After four months of living in a place without internet of any kind (and really, about 5 years of living without legitimate internet), we have surrendered and paid a national company to send us a router and the magic fairy dust that fills the wifi-indicator with dark lines.

When I first moved here five years ago, the city was experimenting with a city-wide Free Wireless For All type of program, which was wonderful, but was also in 2008 and I suspect it was a victim of budget cuts. It peetered out shortly after I moved in. For a long time after I was able to pirate unsecured connections from neighbors -- being careful never to do any banking or bill pay whilst connected to these. Sorry, neighbors. But it was very helpful. At the time I was broker than I've ever been, no day job and living very small indeed, and it was because of this pirating that I got my housecleaning gig. (And was able to keep it, since our correspondence, scheduling, hour-reporting and so on is done entirely online.)

Then I got a future-phone and learned I could tether it to the laptop to get online. Many things didn't load properly and I had to ignore java or flash relient pages (including my own website), but it meant I could send real emails and update my various web-places without much hinderance. Finish a painting, post it, share it. This was all with an unlimited plan of course, and when I updated my phone that had to be scaled back. A lot. I was back to saving a lot of "computer chores" for later and then nursing a cup of tea or getting a cup of soup at a coffee shop to try and get everything done all at once. This then became my ONLY means of internet-ing, as with the latest system update killed all of my tethering capabilities, and my attempts to figure this out (sans internet) was completely maddening. I gave up, and for about four months we've been just going without.

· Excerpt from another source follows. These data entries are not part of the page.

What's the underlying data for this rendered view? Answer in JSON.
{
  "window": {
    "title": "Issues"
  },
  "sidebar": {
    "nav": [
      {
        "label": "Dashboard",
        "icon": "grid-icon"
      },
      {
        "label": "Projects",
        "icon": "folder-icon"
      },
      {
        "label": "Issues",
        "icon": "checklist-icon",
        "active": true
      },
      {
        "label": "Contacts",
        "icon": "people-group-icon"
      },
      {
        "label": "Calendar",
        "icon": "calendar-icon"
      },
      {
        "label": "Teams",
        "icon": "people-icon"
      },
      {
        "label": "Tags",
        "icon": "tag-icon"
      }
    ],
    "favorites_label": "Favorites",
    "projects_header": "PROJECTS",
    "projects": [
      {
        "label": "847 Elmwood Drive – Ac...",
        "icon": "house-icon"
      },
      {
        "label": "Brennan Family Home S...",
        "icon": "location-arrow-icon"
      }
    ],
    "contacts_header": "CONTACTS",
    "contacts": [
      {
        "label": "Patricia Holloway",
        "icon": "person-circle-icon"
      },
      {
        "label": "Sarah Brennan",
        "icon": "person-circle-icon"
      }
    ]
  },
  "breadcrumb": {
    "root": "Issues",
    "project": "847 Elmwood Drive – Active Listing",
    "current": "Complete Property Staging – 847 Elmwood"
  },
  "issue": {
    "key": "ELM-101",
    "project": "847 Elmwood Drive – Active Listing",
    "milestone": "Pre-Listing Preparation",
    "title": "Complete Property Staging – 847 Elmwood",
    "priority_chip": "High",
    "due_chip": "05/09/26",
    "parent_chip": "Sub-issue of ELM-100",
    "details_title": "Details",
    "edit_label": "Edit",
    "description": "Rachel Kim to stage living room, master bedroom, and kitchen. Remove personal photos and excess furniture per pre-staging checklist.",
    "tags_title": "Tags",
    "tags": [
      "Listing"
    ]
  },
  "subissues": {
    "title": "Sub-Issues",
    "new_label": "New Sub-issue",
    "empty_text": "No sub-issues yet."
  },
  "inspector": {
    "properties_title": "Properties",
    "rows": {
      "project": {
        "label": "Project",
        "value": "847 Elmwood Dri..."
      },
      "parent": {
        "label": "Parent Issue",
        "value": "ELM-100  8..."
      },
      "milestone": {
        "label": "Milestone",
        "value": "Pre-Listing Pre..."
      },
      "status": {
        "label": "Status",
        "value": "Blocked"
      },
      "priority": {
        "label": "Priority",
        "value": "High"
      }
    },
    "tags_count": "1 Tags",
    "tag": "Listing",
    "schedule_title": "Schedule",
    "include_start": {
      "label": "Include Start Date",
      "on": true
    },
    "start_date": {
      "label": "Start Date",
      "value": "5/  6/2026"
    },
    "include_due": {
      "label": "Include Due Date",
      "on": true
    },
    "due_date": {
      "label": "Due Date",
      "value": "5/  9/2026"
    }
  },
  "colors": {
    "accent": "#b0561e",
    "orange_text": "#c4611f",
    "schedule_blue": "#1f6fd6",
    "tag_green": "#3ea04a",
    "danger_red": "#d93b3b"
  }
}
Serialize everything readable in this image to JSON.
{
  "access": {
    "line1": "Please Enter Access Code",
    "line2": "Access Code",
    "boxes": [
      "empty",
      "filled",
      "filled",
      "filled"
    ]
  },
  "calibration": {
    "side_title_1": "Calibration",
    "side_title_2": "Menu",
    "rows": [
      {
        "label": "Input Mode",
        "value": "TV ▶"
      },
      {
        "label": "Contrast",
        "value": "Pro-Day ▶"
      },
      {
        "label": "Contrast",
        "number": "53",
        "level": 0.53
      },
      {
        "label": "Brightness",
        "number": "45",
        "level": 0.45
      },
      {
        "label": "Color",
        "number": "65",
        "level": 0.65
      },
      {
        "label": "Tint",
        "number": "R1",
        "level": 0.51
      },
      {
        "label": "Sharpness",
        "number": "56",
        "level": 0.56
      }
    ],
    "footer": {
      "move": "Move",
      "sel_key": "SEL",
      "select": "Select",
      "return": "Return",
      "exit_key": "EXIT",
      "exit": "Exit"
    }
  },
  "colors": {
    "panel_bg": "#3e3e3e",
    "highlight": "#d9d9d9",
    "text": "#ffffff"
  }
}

That was an interesting time honestly, because it reorganized home life and work life completely. In some ways things got way more productive around here, without the internet to distract me. It was very clear what I would need to work on at home.

But of course in many ways it has put other aspects of my work life at a standstill, particularly in the midst of the difficult cyborg words I am trying to figure out. And this phase of my career in general, where maintaining a good web presence and sharing images and filling out forms online to apply for grants all need require an internet connection.

It has made me feel, well, disconnected.

It all came to a head last month, when I crunched the numbers and figured out that I was actually spending more on cafe food and drink per month than I would be for slowish internet with our selected national provider. Silly. Plus all that time wasted getting from here to there. I may as well do all this at home. And thus we are.

I've missed weird things. Being able to comfortably read blogs -- simply not possible on the smaller screens, I completely lose interest. (Which is a PERSONAL issue, not a DESIGN issue, nor a CONTENT issue, please don't try and make things even more digestible, tech-world.)

Blogging is another thing that has gone by the wayside. I have touched base here and there, but when the sanctioned internet-time was needed to be spent on more important things, like paying bills, little text-files inevitably started popping up on my desktop, filled with dated stubs. (Those may in fact be post-dated and posted, and if so a link will be posted on my Facebook page when that happens, like my page to stay abreast.)

So here I am, back aboard the USS INTERNETS. I have a whole lot of catching up to do, but the good news is I will be able to talk about it as it happens.